Goals are the right layer when you want planning, execution queues, approvals, persistence, and reflection. Workspaces are the right layer when you also want assignment, board status, and review.

Example: Instead of "help me refactor this codebase" in chat, launch a goal: "Refactor the auth module to use the new service pattern, update all call sites, and verify tests pass."

Use the right interaction mode

Zorai gives you different ways to involve other fires. Use them intentionally.

ModeUse whenExample
@agent ... Visible participant, specialist input without changing owner, agent jumps in when useful @weles verify claims before answering
!agent ... Hidden internal delegation, second opinion without cluttering thread, behind-the-scenes check !weles assess the risk of this migration
Handoff Another agent should own future replies, work nature changed, specialist should lead Handoff to Weles for governance review

Handoff behavior: Changes active responder, future operator messages route to that agent, recorded as visible system event.

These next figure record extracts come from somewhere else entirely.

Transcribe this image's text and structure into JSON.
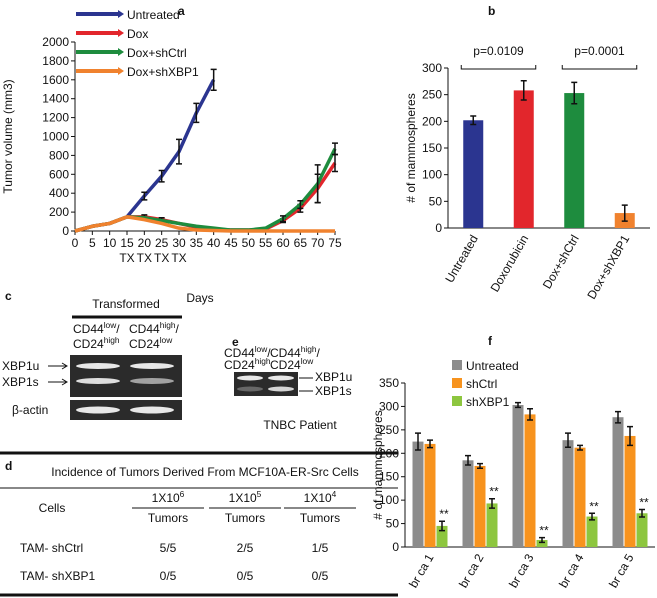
{
  "panel_labels": [
    "a",
    "b",
    "c",
    "d",
    "e",
    "f"
  ],
  "chart_data": [
    {
      "type": "line",
      "xlabel": "Days",
      "ylabel": "Tumor volume (mm3)",
      "x": [
        0,
        5,
        10,
        15,
        20,
        25,
        30,
        35,
        40,
        45,
        50,
        55,
        60,
        65,
        70,
        75
      ],
      "xlim": [
        0,
        75
      ],
      "xticks": [
        0,
        5,
        10,
        15,
        20,
        25,
        30,
        35,
        40,
        45,
        50,
        55,
        60,
        65,
        70,
        75
      ],
      "ylim": [
        0,
        2000
      ],
      "yticks": [
        0,
        200,
        400,
        600,
        800,
        1000,
        1200,
        1400,
        1600,
        1800,
        2000
      ],
      "legend": "upper left",
      "series": [
        {
          "name": "Untreated",
          "color": "#2b3590",
          "values": [
            0,
            50,
            80,
            150,
            370,
            580,
            840,
            1250,
            1600,
            null,
            null,
            null,
            null,
            null,
            null,
            null
          ],
          "errors": [
            null,
            null,
            null,
            null,
            40,
            60,
            130,
            100,
            110,
            null,
            null,
            null,
            null,
            null,
            null,
            null
          ]
        },
        {
          "name": "Dox",
          "color": "#e2262c",
          "values": [
            0,
            50,
            80,
            150,
            150,
            120,
            80,
            40,
            20,
            10,
            10,
            20,
            110,
            240,
            450,
            720
          ],
          "errors": [
            null,
            null,
            null,
            null,
            20,
            20,
            null,
            null,
            null,
            null,
            null,
            null,
            20,
            40,
            150,
            90
          ]
        },
        {
          "name": "Dox+shCtrl",
          "color": "#1e8c3e",
          "values": [
            0,
            50,
            80,
            150,
            140,
            110,
            80,
            50,
            30,
            10,
            10,
            30,
            130,
            280,
            500,
            870
          ],
          "errors": [
            null,
            null,
            null,
            null,
            null,
            null,
            null,
            null,
            null,
            null,
            null,
            null,
            30,
            40,
            200,
            60
          ]
        },
        {
          "name": "Dox+shXBP1",
          "color": "#f0822e",
          "values": [
            0,
            50,
            80,
            150,
            120,
            80,
            30,
            10,
            5,
            0,
            0,
            0,
            0,
            0,
            0,
            0
          ],
          "errors": [
            null,
            null,
            null,
            null,
            null,
            null,
            null,
            null,
            null,
            null,
            null,
            null,
            null,
            null,
            null,
            null
          ]
        }
      ],
      "annotations": [
        {
          "text": "TX",
          "x": 15
        },
        {
          "text": "TX",
          "x": 20
        },
        {
          "text": "TX",
          "x": 25
        },
        {
          "text": "TX",
          "x": 30
        }
      ]
    },
    {
      "type": "bar",
      "ylabel": "# of mammospheres",
      "categories": [
        "Untreated",
        "Doxorubicin",
        "Dox+shCtrl",
        "Dox+shXBP1"
      ],
      "values": [
        202,
        258,
        253,
        28
      ],
      "errors": [
        8,
        18,
        20,
        15
      ],
      "colors": [
        "#2b3590",
        "#e2262c",
        "#1e8c3e",
        "#f0822e"
      ],
      "ylim": [
        0,
        300
      ],
      "yticks": [
        0,
        50,
        100,
        150,
        200,
        250,
        300
      ],
      "annotations": [
        {
          "text": "p=0.0109",
          "from": 0,
          "to": 1
        },
        {
          "text": "p=0.0001",
          "from": 2,
          "to": 3
        }
      ]
    },
    {
      "type": "grouped_bar",
      "ylabel": "# of mammospheres",
      "categories": [
        "br ca 1",
        "br ca 2",
        "br ca 3",
        "br ca 4",
        "br ca 5"
      ],
      "ylim": [
        0,
        350
      ],
      "yticks": [
        0,
        50,
        100,
        150,
        200,
        250,
        300,
        350
      ],
      "legend": "upper left",
      "series": [
        {
          "name": "Untreated",
          "color": "#8c8c8c",
          "values": [
            225,
            185,
            303,
            228,
            277
          ],
          "errors": [
            18,
            10,
            5,
            15,
            12
          ]
        },
        {
          "name": "shCtrl",
          "color": "#f7931e",
          "values": [
            220,
            173,
            283,
            212,
            237
          ],
          "errors": [
            8,
            5,
            12,
            5,
            20
          ]
        },
        {
          "name": "shXBP1",
          "color": "#8dc63f",
          "values": [
            45,
            93,
            15,
            65,
            72
          ],
          "errors": [
            10,
            10,
            5,
            7,
            8
          ],
          "significance": [
            "**",
            "**",
            "**",
            "**",
            "**"
          ]
        }
      ]
    }
  ],
  "gel_c": {
    "title": "Transformed",
    "lanes": [
      {
        "marker1": "CD44",
        "sup1": "low",
        "sep": "/",
        "marker2": "CD24",
        "sup2": "high"
      },
      {
        "marker1": "CD44",
        "sup1": "high",
        "sep": "/",
        "marker2": "CD24",
        "sup2": "low"
      }
    ],
    "bands": [
      "XBP1u",
      "XBP1s",
      "β-actin"
    ]
  },
  "gel_e": {
    "lanes": [
      {
        "marker1": "CD44",
        "sup1": "low",
        "sep": "/",
        "marker2": "CD24",
        "sup2": "high"
      },
      {
        "marker1": "CD44",
        "sup1": "high",
        "sep": "/",
        "marker2": "CD24",
        "sup2": "low"
      }
    ],
    "bands": [
      "XBP1u",
      "XBP1s"
    ],
    "caption": "TNBC Patient"
  },
  "table": {
    "title": "Incidence of Tumors Derived From MCF10A-ER-Src Cells",
    "row_header": "Cells",
    "columns": [
      {
        "base": "1X10",
        "exp": "6",
        "unit": "Tumors"
      },
      {
        "base": "1X10",
        "exp": "5",
        "unit": "Tumors"
      },
      {
        "base": "1X10",
        "exp": "4",
        "unit": "Tumors"
      }
    ],
    "rows": [
      [
        "TAM- shCtrl",
        "5/5",
        "2/5",
        "1/5"
      ],
      [
        "TAM- shXBP1",
        "0/5",
        "0/5",
        "0/5"
      ]
    ]
  }
}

Use approvals to protect the edges

Zorai is strongest when autonomy and operator control are both real.

Allow to move

  • Routine read-only operations
  • Low-risk file reads and searches
  • Expected tool calls within scope
  • Previously-approved patterns

Stop and inspect

  • Destructive mutations (rm, overwrite)
  • Surprising network access
  • Environment changes
  • Widened scope from original request

The point is not to slow the agent down. The point is to make expensive mistakes rarer.

Match client to situation

Use the client that gives the right control surface for the task.

ClientBest for
Desktop appSettings, visibility, chat, broad operational control
TUIKeyboard-first work, remote/SSH, daemon inspection in terminal
CLIAutomation, scripted inspection
MCPAnother agent/toolchain driving Zorai as a system component

There is no single correct frontend. The daemon is the product; clients are views into it.

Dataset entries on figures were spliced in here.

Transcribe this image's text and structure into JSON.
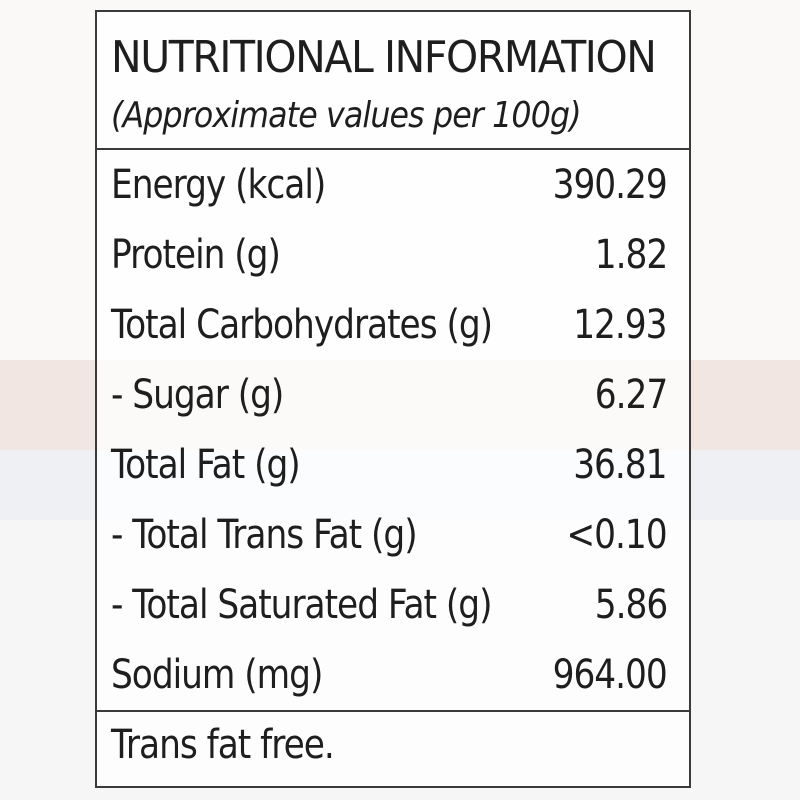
{
  "label": {
    "title": "NUTRITIONAL INFORMATION",
    "subtitle": "(Approximate values per 100g)",
    "rows": [
      {
        "name": "Energy (kcal)",
        "value": "390.29"
      },
      {
        "name": "Protein (g)",
        "value": "1.82"
      },
      {
        "name": "Total Carbohydrates (g)",
        "value": "12.93"
      },
      {
        "name": "- Sugar (g)",
        "value": "6.27"
      },
      {
        "name": "Total Fat (g)",
        "value": "36.81"
      },
      {
        "name": "- Total Trans Fat (g)",
        "value": "<0.10"
      },
      {
        "name": "- Total Saturated Fat (g)",
        "value": "5.86"
      },
      {
        "name": "Sodium (mg)",
        "value": "964.00"
      }
    ],
    "footer": "Trans fat free."
  },
  "colors": {
    "text": "#1e1e1e",
    "border": "#3a3a3a",
    "background": "#fbf9f8"
  }
}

Keep governance and cost in balance

You do not need maximum quality everywhere. You do need quality where errors are expensive.

Budget strategy:

  • Spend most on Svarog (primary execution)
  • Spend enough on Weles to keep reviews meaningful
  • Save money with Rarog and lighter support roles
  • Use heuristic compaction for throwaway threads
  • Use WELES compaction for serious or durable threads

If cost is exploding, check:

  • Are too many fires configured with premium models?
  • Is compaction overpowered for the thread type?
  • Are you creating too many fresh threads and losing continuity?
  • Are tool loops or retries set too aggressively?

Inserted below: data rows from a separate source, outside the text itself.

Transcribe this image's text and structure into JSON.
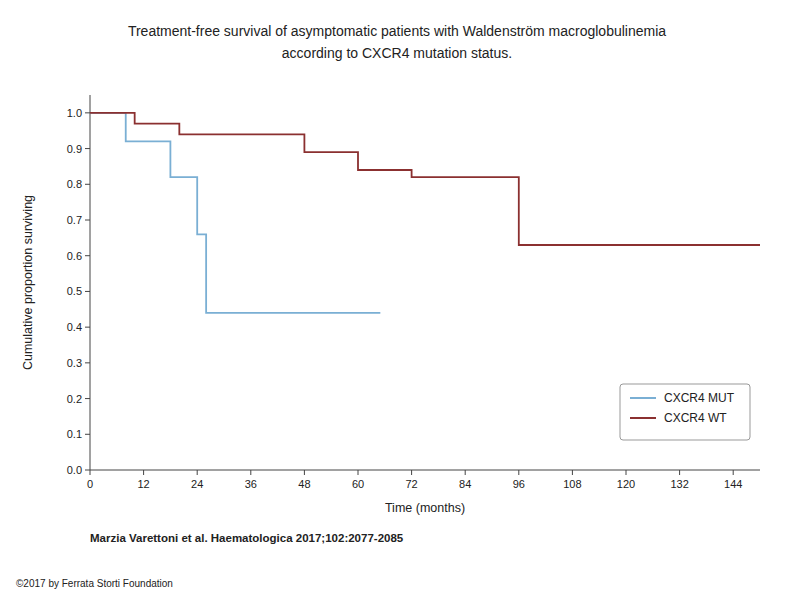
{
  "chart_data": {
    "type": "step",
    "title": "Treatment-free survival of asymptomatic patients with Waldenström macroglobulinemia",
    "subtitle": "according to CXCR4 mutation status.",
    "x_label": "Time (months)",
    "y_label": "Cumulative proportion surviving",
    "xlim": [
      0,
      150
    ],
    "ylim": [
      0.0,
      1.05
    ],
    "xticks": [
      0,
      12,
      24,
      36,
      48,
      60,
      72,
      84,
      96,
      108,
      120,
      132,
      144
    ],
    "yticks": [
      {
        "value": 0.0,
        "label": "0.0"
      },
      0.1,
      0.2,
      0.3,
      0.4,
      0.5,
      0.6,
      0.7,
      0.8,
      0.9,
      {
        "value": 1.0,
        "label": "1.0"
      }
    ],
    "series": [
      {
        "name": "CXCR4 MUT",
        "color": "#7aafd4",
        "x": [
          0,
          8,
          8,
          18,
          18,
          24,
          24,
          26,
          26,
          54,
          54,
          65
        ],
        "values": [
          1.0,
          1.0,
          0.92,
          0.92,
          0.82,
          0.82,
          0.66,
          0.66,
          0.44,
          0.44,
          0.44,
          0.44
        ]
      },
      {
        "name": "CXCR4 WT",
        "color": "#8b3030",
        "x": [
          0,
          10,
          10,
          20,
          20,
          48,
          48,
          60,
          60,
          72,
          72,
          84,
          84,
          96,
          96,
          150
        ],
        "values": [
          1.0,
          1.0,
          0.97,
          0.97,
          0.94,
          0.94,
          0.89,
          0.89,
          0.84,
          0.84,
          0.82,
          0.82,
          0.82,
          0.82,
          0.63,
          0.63
        ]
      }
    ],
    "legend": "lower right",
    "grid": false,
    "annotations": [
      "Marzia Varettoni et al. Haematologica 2017;102:2077-2085",
      "©2017 by Ferrata Storti Foundation"
    ]
  }
}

Suggested baseline configuration

A good starting point:

Model assignments

  • Svarog: Strongest model you can access
  • Weles: GLM-5.*, MiniMax M2.7, Qwen 3.6 Plus, or stronger
  • Rarog: Cheap fast tool-capable model, reasoning off

Operational settings

  • Compaction: WELES for important threads, Heuristic for cheap work
  • Goal runners: For anything you plan to "come back to later"
  • Participants: @weles for correctness, @rarog for guidance

That baseline is usually enough to get Zorai feeling substantially better than a generic single-model terminal chat workflow.